American photographer and creative director

Anthony "Supreme" Thompson (born 1988 or 1989) is an American photographer, creative director, and filmmaker. He is best known for shooting the album cover and packaging for J. Cole's 2016 album, 4 Your Eyez Only. He is also the founder of the independent arts and culture publication, Preme Magazine.

== Early life ==
Anthony "Supreme" Thompson was raised in Monroe, North Carolina. He attended USC Charlotte, where he studied social work. Before becoming a full-time creative, Supreme served in the U.S. military for six years.

In 2015, Supreme's mother died following a long battle with sarcoidosis. Following her death, he decided to leave North Carolina to pursue a career in film and photography in Los Angeles. He sold his car and purchased a campervan, which he lived in while establishing his career on the West Coast.

== Career ==
Supreme began his career directing music videos in the Charlotte and Monroe areas of North Carolina. In 2013, Noisey recognized his work on the music video "The Woods" by artist OxyXMoron. After moving to Los Angeles, he transitioned from directing to photography. During this period, he connected with director Scott Lazer, whom he had known from North Carolina. Lazer introduced Supreme's work to the rapper J. Cole.

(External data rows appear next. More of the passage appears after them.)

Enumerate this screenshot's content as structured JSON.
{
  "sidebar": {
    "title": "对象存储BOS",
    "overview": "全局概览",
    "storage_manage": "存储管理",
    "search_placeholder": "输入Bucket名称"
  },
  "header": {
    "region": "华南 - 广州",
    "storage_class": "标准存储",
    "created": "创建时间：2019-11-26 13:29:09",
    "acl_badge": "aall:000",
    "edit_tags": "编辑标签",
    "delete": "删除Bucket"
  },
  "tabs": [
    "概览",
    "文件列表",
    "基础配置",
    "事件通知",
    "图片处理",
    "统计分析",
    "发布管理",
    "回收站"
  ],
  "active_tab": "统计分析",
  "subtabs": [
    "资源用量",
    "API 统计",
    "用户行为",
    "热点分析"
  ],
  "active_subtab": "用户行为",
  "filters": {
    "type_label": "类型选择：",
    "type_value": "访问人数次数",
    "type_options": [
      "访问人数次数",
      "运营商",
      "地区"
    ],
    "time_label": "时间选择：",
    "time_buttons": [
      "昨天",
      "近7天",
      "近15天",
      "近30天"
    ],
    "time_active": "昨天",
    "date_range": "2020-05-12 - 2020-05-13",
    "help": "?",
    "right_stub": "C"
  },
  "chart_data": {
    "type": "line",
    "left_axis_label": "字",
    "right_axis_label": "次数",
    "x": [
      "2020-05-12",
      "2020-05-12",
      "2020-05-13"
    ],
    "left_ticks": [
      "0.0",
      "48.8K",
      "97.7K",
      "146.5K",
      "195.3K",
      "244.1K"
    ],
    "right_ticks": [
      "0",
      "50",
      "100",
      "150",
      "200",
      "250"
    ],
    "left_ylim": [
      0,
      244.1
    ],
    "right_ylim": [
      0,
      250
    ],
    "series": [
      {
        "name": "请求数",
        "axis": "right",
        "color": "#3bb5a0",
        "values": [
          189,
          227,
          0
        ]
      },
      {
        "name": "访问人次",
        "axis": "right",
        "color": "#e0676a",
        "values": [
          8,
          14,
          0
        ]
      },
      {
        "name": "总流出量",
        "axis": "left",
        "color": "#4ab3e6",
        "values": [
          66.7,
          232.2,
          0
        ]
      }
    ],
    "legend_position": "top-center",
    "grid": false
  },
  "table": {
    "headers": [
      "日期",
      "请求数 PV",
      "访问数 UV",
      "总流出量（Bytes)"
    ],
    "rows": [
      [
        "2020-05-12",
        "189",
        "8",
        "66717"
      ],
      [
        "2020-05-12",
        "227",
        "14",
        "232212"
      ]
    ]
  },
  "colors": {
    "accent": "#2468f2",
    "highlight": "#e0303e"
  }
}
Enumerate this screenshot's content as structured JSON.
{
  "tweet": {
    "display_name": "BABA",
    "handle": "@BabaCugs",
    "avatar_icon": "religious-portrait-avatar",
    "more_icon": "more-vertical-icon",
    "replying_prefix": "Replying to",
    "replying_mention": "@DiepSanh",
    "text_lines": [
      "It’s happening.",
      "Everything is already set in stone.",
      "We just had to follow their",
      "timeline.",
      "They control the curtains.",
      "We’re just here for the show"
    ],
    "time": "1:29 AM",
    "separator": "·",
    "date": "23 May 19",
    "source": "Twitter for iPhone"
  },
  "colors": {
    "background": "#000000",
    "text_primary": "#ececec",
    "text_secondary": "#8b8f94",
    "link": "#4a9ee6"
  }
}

In 2016, Supreme was hired to photograph the artwork for J. Cole's fourth studio album, 4 Your Eyez Only. Supreme received the offer to work on the project via a text message from Scott while visiting a record store in Sydney. He traveled with J. Cole and Scott Lazer for two weeks across North Carolina, Atlanta, and Baton Rouge. Supreme took over 5,000 photographs during the trip. He pitched the final image selected for the cover to J. Cole on a tour bus in September.

The final cover image selected for the album features a black-and-white photograph of J. Cole sitting in a neighborhood in Atlanta. The image captures a young boy looking at the rapper, while J. Cole looks away from the camera. Supreme stated that the shoot was spontaneous and the child in the photo did not know who J. Cole was at the time. In addition to album artwork, Supreme served as the tour photographer for J. Cole's 4 Your Eyez Only Tour and KOD Tour.

Supreme has worked with various musical artists, including GoldLink, Denzel Curry, JID, Cozz, and Young Thug. In 2019, he launched Preme Magazine, an independent, Black-owned publication. The magazine features interviews and photography of musicians and visual artists.

== Artistry ==
Supreme's photography style often utilizes black-and-white imagery and 35mm film. He prefers to capture candid, "in-the-moment" shots rather than staged compositions. He has cited album covers by bands such as Linkin Park and Slayer as inspirations for his visual approach.